Yes, we mark those areas as reserved in the e820 / device tree. The
kernel drivers (this one and the older ones) use MEMREMAP_WB which
should do the right thing. `cbmem` uses mmap(MAP_SHARED) on /dev/mem
which I thought does the right thing but I'm not quite sure. That's
another good reason to implement a dedicated sysfs interface where we
have finer control about these things, once we have that we can make
the older tools use it as well on supporting kernels. (`cbmem` is
currently not called in any critical boot path on Chrome OS as far as
I know, so its performance is not that critical. The new use case Jack
wants to build _is_ going to be in a critical path, though, so we
should make sure it is as performant as it can be.)

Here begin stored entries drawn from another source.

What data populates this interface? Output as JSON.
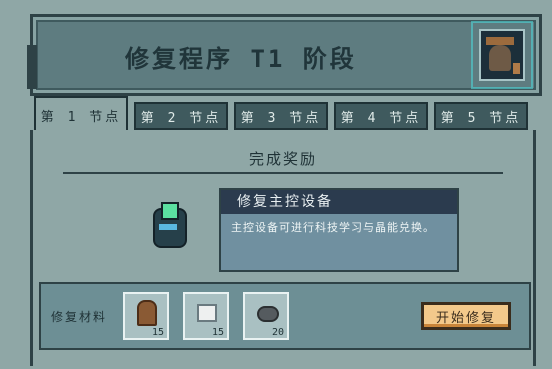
{
  "header": {
    "title": "修复程序 T1 阶段",
    "portrait_icon": "well-portrait-icon"
  },
  "tabs": [
    {
      "label": "第 1 节点",
      "active": true
    },
    {
      "label": "第 2 节点",
      "active": false
    },
    {
      "label": "第 3 节点",
      "active": false
    },
    {
      "label": "第 4 节点",
      "active": false
    },
    {
      "label": "第 5 节点",
      "active": false
    }
  ],
  "reward": {
    "title": "完成奖励",
    "item_name": "修复主控设备",
    "item_desc": "主控设备可进行科技学习与晶能兑换。",
    "item_icon": "control-device-icon"
  },
  "materials": {
    "label": "修复材料",
    "items": [
      {
        "icon": "wood-log-icon",
        "count": "15"
      },
      {
        "icon": "paper-icon",
        "count": "15"
      },
      {
        "icon": "ore-icon",
        "count": "20"
      }
    ],
    "start_label": "开始修复"
  }
}
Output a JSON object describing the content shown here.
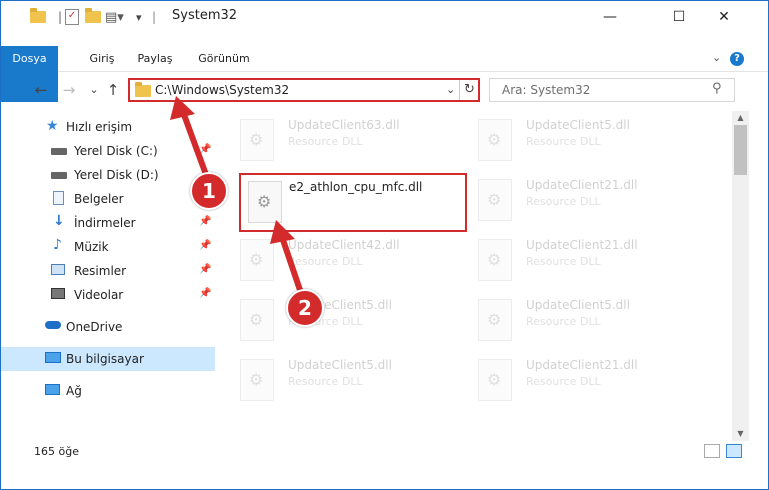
{
  "window": {
    "title": "System32",
    "minimize": "—",
    "maximize": "☐",
    "close": "✕"
  },
  "ribbon": {
    "tabs": [
      "Dosya",
      "Giriş",
      "Paylaş",
      "Görünüm"
    ],
    "help": "?",
    "expand": "⌄"
  },
  "nav": {
    "back": "←",
    "forward": "→",
    "recent": "⌄",
    "up": "↑",
    "address": "C:\\Windows\\System32",
    "address_dropdown": "⌄",
    "refresh": "↻",
    "search_placeholder": "Ara: System32",
    "search_icon": "search-icon"
  },
  "sidebar": {
    "items": [
      {
        "label": "Hızlı erişim",
        "icon": "star-icon"
      },
      {
        "label": "Yerel Disk (C:)",
        "icon": "drive-icon"
      },
      {
        "label": "Yerel Disk (D:)",
        "icon": "drive-icon"
      },
      {
        "label": "Belgeler",
        "icon": "documents-icon"
      },
      {
        "label": "İndirmeler",
        "icon": "download-icon"
      },
      {
        "label": "Müzik",
        "icon": "music-icon"
      },
      {
        "label": "Resimler",
        "icon": "pictures-icon"
      },
      {
        "label": "Videolar",
        "icon": "videos-icon"
      },
      {
        "label": "OneDrive",
        "icon": "cloud-icon"
      },
      {
        "label": "Bu bilgisayar",
        "icon": "computer-icon"
      },
      {
        "label": "Ağ",
        "icon": "network-icon"
      }
    ]
  },
  "files": {
    "highlighted": {
      "name": "e2_athlon_cpu_mfc.dll"
    },
    "left_column": [
      {
        "name": "UpdateClient63.dll",
        "type": "Resource DLL"
      },
      {
        "name": "UpdateClient42.dll",
        "type": "Resource DLL"
      },
      {
        "name": "UpdateClient5.dll",
        "type": "Resource DLL"
      },
      {
        "name": "UpdateClient5.dll",
        "type": "Resource DLL"
      }
    ],
    "right_column": [
      {
        "name": "UpdateClient5.dll",
        "type": "Resource DLL"
      },
      {
        "name": "UpdateClient21.dll",
        "type": "Resource DLL"
      },
      {
        "name": "UpdateClient21.dll",
        "type": "Resource DLL"
      },
      {
        "name": "UpdateClient5.dll",
        "type": "Resource DLL"
      },
      {
        "name": "UpdateClient21.dll",
        "type": "Resource DLL"
      }
    ]
  },
  "status": {
    "count": "165 öğe"
  },
  "annotations": {
    "step1": "1",
    "step2": "2",
    "color": "#d32b2b"
  }
}
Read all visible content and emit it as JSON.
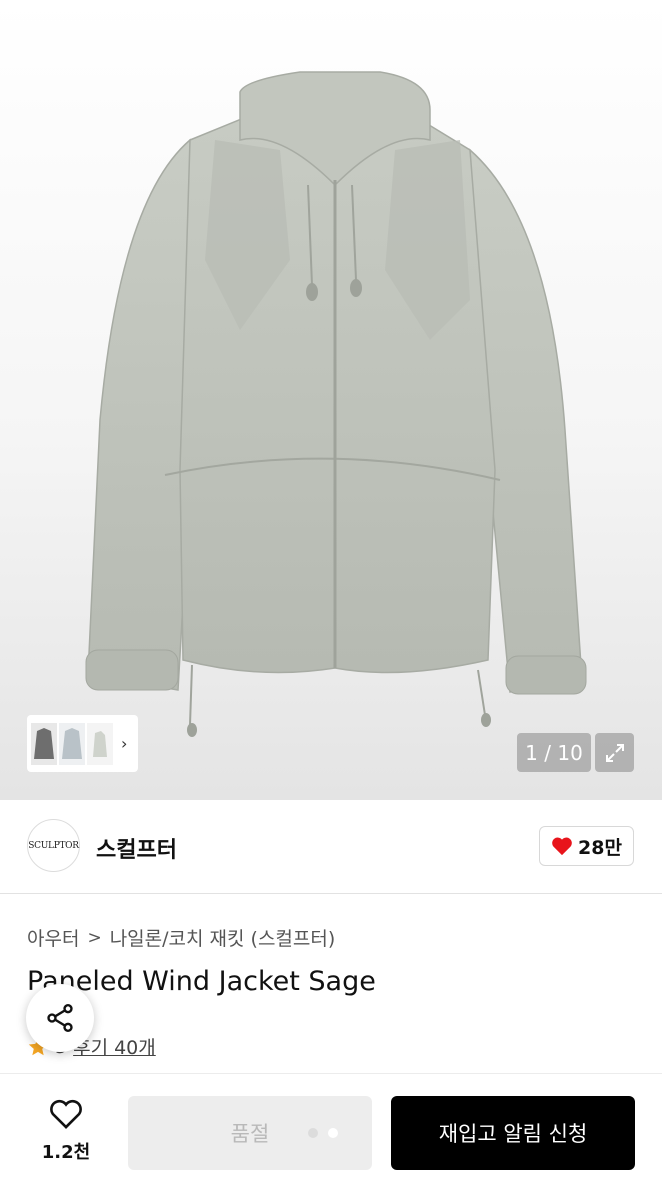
{
  "gallery": {
    "counter": "1 / 10",
    "thumbnail_more": "›"
  },
  "brand": {
    "logo_text": "SCULPTOR",
    "name": "스컬프터",
    "likes": "28만"
  },
  "product": {
    "breadcrumb": [
      "아우터",
      "나일론/코치 재킷 (스컬프터)"
    ],
    "breadcrumb_separator": ">",
    "title": "Paneled Wind Jacket Sage",
    "rating": "5",
    "reviews": "후기 40개"
  },
  "actions": {
    "wish_count": "1.2천",
    "soldout_label": "품절",
    "restock_label": "재입고 알림 신청"
  },
  "icons": {
    "share": "share-icon",
    "heart": "heart-icon",
    "expand": "expand-icon",
    "star": "star-icon",
    "chevron": "chevron-right-icon"
  },
  "colors": {
    "jacket": "#bfc3bb",
    "heart_red": "#e8141b",
    "star": "#f5a623",
    "primary_button": "#000000"
  }
}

> Fair enough. How similar is this to efivars? I don't know, and you may
> not either, but at a high level it looks similar. The sysfs interface to
> efivars was deprecated and I saw recently that there's an effort to
> remove it entirely. The new way of interacting with those firmware
> variables is through a filesystem that's mounted at
> /sys/firmware/efi/efivars. The documentation[1] states that the sysfs
> interface didn't work when the variables got large. Hopefully that won't
> be a similar scenario here?
I don't even know what efivars is tbh. But whatever other cases with
other firmwares may exist that may or may not be more standardized and
make more sense to implement high-touch drivers for in kernel space,
here we really have something that's really opaque and really not
meant to be tampered with by external code, so I think this agnostic
byte buffer access is the only thing that makes sense. I don't see any
reason why there would be size restrictions with the implementation
Jack proposed? FWIW, the total size of the CBMEM buffer we want to
access is 80K on current builds of coreboot (but our use case will
likely only need to read the first couple hundred bytes).